If I am reading this correctly, he is in TEMPORARY disability... not permanent disability.
This means he was an able bodied male for a very long time and is expected to return to being an able bodied male at some point.

They didn't switch roles because he wanted to be the stay at home, they switched because he got hurt. I'm guessing that there are many, many years of her staying at home that out weigh his temporary situation.

He states that the medication makes him LETHARGIC. It must be a side affect. What judge do you know that it's going to say "I award custody of these children to someone whom is taking medication that crates a situation where they can't be an alert and invested parent?" No judge.

All she had to do is prove the situation surrounding the medication and the kids are hers.

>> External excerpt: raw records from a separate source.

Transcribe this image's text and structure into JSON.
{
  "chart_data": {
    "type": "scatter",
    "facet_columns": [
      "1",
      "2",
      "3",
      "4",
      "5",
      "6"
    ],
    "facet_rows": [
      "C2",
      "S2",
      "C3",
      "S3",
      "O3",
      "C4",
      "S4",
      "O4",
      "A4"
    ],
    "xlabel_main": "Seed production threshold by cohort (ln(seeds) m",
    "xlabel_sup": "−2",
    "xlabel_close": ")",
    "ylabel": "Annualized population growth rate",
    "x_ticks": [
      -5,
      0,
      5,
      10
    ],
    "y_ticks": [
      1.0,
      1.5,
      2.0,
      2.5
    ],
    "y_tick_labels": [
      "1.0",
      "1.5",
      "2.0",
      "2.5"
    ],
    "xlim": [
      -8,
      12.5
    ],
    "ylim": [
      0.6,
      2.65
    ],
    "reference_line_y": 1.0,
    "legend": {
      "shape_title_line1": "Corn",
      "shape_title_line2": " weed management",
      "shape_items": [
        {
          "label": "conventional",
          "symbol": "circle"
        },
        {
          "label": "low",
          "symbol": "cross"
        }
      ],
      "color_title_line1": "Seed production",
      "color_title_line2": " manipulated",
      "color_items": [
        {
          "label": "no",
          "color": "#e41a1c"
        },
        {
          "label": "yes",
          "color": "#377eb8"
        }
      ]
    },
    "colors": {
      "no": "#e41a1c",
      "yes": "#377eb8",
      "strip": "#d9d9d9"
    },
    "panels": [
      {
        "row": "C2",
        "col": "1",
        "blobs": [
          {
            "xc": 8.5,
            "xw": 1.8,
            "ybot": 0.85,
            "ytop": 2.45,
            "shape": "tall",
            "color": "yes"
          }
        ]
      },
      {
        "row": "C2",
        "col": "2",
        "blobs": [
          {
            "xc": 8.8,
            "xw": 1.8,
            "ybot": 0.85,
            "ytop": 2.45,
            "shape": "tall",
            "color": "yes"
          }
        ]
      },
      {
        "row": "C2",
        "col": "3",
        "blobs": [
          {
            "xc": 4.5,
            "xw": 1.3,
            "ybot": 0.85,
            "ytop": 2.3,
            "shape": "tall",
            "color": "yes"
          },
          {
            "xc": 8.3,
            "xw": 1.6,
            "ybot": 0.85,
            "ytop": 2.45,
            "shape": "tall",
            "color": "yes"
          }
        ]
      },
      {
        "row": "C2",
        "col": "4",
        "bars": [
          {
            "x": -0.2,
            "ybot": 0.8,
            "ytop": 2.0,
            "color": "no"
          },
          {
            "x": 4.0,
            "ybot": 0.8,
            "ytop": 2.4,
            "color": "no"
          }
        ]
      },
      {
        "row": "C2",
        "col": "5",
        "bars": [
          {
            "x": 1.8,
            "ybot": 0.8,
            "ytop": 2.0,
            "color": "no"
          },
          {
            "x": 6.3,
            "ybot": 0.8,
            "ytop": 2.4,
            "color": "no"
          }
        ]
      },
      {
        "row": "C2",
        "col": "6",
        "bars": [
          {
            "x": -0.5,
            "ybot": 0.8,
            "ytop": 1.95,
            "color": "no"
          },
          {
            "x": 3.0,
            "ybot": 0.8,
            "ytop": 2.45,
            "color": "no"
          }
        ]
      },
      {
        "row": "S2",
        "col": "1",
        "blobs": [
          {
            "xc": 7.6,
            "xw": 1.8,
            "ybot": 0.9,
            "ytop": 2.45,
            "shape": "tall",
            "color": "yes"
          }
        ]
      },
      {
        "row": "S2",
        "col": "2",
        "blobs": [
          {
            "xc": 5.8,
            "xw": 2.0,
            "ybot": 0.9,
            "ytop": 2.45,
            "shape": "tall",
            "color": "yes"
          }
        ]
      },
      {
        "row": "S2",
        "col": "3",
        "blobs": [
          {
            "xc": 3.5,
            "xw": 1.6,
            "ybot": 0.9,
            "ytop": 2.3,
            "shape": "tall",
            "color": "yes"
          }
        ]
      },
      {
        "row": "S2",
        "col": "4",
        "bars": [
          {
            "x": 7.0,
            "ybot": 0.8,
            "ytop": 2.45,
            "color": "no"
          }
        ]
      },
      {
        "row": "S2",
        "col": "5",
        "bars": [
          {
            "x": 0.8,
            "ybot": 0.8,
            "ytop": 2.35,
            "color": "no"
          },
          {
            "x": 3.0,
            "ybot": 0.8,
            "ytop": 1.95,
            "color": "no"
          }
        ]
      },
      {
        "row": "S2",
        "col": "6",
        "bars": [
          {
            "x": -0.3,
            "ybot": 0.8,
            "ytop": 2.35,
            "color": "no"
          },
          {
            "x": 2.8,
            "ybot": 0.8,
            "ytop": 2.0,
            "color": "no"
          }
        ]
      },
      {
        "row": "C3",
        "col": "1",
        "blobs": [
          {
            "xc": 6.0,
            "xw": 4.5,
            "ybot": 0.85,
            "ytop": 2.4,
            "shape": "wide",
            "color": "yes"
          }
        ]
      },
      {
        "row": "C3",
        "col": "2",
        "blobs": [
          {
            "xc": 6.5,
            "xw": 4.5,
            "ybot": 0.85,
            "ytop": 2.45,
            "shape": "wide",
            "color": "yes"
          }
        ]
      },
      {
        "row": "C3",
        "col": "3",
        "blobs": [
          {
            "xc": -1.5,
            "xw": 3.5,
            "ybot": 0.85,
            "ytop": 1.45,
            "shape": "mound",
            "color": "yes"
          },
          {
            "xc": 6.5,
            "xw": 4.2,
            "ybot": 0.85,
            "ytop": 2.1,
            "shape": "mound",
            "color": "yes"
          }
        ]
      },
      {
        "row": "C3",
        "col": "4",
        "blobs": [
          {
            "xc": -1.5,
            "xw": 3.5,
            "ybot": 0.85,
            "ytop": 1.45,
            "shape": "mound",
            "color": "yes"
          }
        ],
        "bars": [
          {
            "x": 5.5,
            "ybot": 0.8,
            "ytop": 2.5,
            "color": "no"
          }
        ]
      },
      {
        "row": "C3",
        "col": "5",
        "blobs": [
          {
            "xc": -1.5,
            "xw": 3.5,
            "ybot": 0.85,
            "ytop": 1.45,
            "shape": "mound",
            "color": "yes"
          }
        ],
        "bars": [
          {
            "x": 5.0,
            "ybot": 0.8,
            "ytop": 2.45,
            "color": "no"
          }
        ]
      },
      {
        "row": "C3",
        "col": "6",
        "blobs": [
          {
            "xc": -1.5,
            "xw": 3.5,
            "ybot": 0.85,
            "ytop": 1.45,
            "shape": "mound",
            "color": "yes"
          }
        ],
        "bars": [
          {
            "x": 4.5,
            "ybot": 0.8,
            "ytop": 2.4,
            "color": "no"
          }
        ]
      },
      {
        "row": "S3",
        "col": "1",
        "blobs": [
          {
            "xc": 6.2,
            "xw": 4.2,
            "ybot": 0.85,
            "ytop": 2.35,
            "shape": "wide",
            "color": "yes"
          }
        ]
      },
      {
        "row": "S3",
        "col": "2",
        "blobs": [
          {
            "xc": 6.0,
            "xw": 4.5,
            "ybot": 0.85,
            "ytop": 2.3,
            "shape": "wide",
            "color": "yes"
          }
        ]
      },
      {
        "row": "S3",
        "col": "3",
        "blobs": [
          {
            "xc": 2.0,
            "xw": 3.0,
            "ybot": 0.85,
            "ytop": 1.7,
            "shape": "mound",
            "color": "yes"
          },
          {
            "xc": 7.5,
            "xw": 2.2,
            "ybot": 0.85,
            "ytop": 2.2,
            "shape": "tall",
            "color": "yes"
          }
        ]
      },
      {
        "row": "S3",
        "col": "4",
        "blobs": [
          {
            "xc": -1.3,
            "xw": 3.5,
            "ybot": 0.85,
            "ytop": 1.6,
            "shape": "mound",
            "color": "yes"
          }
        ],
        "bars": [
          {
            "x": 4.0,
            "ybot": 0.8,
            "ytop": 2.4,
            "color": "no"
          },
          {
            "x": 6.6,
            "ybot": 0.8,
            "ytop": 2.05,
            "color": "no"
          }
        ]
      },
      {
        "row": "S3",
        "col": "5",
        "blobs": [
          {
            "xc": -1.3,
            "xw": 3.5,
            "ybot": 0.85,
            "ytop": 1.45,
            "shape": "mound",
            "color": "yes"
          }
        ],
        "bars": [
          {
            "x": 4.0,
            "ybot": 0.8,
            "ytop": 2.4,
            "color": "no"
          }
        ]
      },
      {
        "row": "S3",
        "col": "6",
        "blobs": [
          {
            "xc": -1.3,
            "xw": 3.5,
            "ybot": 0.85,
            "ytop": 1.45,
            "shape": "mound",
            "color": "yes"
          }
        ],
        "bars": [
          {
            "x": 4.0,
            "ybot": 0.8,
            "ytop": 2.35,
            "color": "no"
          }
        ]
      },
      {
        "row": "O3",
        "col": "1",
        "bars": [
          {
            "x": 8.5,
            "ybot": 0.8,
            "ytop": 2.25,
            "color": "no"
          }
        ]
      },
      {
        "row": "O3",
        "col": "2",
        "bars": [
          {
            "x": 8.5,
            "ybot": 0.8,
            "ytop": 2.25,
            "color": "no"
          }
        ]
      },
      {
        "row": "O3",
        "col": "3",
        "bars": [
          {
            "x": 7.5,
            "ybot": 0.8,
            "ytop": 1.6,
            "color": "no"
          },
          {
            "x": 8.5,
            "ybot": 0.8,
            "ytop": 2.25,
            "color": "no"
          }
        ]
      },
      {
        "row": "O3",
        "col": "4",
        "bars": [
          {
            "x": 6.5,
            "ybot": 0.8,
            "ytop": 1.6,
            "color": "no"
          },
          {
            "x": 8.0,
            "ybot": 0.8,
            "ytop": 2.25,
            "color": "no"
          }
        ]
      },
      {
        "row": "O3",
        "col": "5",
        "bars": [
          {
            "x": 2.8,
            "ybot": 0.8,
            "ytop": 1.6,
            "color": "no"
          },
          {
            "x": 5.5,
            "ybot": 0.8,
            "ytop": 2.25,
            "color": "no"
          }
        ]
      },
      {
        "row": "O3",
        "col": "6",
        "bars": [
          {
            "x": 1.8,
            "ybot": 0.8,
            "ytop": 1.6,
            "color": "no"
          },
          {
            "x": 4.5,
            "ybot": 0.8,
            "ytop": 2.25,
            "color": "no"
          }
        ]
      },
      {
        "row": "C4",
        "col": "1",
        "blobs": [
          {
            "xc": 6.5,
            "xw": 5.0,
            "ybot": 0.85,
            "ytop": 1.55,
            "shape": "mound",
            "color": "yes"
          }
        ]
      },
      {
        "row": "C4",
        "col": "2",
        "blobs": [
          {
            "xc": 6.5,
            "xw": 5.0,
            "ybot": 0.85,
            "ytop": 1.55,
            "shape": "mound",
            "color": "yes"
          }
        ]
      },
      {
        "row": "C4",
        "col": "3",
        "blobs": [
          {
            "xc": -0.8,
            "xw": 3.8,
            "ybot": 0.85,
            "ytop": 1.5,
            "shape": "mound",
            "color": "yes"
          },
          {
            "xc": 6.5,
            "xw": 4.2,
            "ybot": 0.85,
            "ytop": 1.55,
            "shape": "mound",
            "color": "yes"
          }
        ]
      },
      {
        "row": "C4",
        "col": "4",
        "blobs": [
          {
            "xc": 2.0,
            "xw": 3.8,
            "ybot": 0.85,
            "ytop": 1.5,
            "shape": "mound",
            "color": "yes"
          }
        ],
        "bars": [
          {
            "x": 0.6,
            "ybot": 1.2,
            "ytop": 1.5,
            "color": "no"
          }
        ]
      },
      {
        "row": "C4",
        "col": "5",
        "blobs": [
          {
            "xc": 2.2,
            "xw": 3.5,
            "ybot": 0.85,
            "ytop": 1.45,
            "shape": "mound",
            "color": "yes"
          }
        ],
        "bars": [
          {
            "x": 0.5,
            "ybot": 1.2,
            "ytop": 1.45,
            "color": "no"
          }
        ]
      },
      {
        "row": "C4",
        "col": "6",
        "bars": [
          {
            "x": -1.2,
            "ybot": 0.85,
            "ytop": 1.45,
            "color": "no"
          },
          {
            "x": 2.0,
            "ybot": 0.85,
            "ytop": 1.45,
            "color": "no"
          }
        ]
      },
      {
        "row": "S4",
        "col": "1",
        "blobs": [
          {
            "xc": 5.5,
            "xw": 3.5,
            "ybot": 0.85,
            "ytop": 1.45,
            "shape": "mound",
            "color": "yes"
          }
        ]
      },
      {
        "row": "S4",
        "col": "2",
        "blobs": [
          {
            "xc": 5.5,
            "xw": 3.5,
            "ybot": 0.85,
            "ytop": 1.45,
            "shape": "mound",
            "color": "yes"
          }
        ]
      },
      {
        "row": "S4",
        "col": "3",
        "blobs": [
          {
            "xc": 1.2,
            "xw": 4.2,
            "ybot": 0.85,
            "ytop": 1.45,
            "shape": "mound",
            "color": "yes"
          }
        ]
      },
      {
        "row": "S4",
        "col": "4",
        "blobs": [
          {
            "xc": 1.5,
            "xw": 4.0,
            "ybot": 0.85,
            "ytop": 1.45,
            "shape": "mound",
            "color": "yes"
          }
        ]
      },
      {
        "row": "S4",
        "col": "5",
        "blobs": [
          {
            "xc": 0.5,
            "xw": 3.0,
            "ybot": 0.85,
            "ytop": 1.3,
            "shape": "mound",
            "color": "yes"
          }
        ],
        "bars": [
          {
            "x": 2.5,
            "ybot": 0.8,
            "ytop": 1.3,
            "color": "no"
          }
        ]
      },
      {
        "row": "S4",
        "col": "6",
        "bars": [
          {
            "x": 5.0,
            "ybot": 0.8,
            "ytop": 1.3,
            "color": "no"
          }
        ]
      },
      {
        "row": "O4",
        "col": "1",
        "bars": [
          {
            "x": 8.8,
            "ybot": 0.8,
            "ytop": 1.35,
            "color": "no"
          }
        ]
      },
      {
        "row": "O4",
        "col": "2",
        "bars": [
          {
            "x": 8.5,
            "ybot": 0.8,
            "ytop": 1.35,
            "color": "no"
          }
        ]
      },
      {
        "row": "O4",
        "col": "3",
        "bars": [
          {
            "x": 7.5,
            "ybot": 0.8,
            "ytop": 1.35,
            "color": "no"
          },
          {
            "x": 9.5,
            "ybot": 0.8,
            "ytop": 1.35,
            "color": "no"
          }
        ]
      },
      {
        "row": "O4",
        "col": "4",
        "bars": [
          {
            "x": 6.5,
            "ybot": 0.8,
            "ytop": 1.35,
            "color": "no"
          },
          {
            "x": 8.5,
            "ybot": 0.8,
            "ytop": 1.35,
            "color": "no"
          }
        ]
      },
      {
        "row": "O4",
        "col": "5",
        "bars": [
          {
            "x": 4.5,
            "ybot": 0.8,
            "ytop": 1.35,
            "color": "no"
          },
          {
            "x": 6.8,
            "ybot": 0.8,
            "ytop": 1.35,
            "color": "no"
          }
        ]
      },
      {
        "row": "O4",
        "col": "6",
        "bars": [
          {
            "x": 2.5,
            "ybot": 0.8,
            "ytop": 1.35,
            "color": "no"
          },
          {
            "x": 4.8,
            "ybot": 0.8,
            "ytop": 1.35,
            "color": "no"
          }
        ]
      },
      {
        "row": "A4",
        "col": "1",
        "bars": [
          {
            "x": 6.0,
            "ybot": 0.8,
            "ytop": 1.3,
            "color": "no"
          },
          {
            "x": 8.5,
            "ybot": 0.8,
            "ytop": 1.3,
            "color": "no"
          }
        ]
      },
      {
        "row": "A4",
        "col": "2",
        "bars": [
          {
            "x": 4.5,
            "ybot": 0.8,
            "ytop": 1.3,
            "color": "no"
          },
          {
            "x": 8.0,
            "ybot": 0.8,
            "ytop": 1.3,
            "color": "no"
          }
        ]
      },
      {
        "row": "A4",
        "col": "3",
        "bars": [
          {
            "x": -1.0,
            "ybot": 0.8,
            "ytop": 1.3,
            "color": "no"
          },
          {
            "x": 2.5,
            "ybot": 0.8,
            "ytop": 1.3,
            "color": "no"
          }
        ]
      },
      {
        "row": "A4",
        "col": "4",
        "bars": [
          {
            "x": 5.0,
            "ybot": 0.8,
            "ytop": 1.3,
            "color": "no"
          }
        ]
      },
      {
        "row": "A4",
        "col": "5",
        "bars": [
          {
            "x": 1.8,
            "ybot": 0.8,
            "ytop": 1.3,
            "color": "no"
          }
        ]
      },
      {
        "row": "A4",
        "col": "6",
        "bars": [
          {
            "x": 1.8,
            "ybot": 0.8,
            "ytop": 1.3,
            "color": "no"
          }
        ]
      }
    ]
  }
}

Oh, you say he will stop the medication? If he can stop the medication then he won't be lethargic. If he's no longer lethargic, he can be more invested in the household and/or work. Any judge will see that, esp when her divorce attorney points it out.

@Fzatf do you have an opiate addiction? If not opiates, which prescription med are you on?

If you want your wife and family back, first step is to get off the medication. My guess is that she needs you to hot rock bottom so you will realize what's important.

Good luck.
Dare to dream fellas....dare to dream.....
You are probably right. Courts very rarely side with the man.

But ask yourself this. How many able bodied women are being supported and there is no pressure by the courts for them to get to work?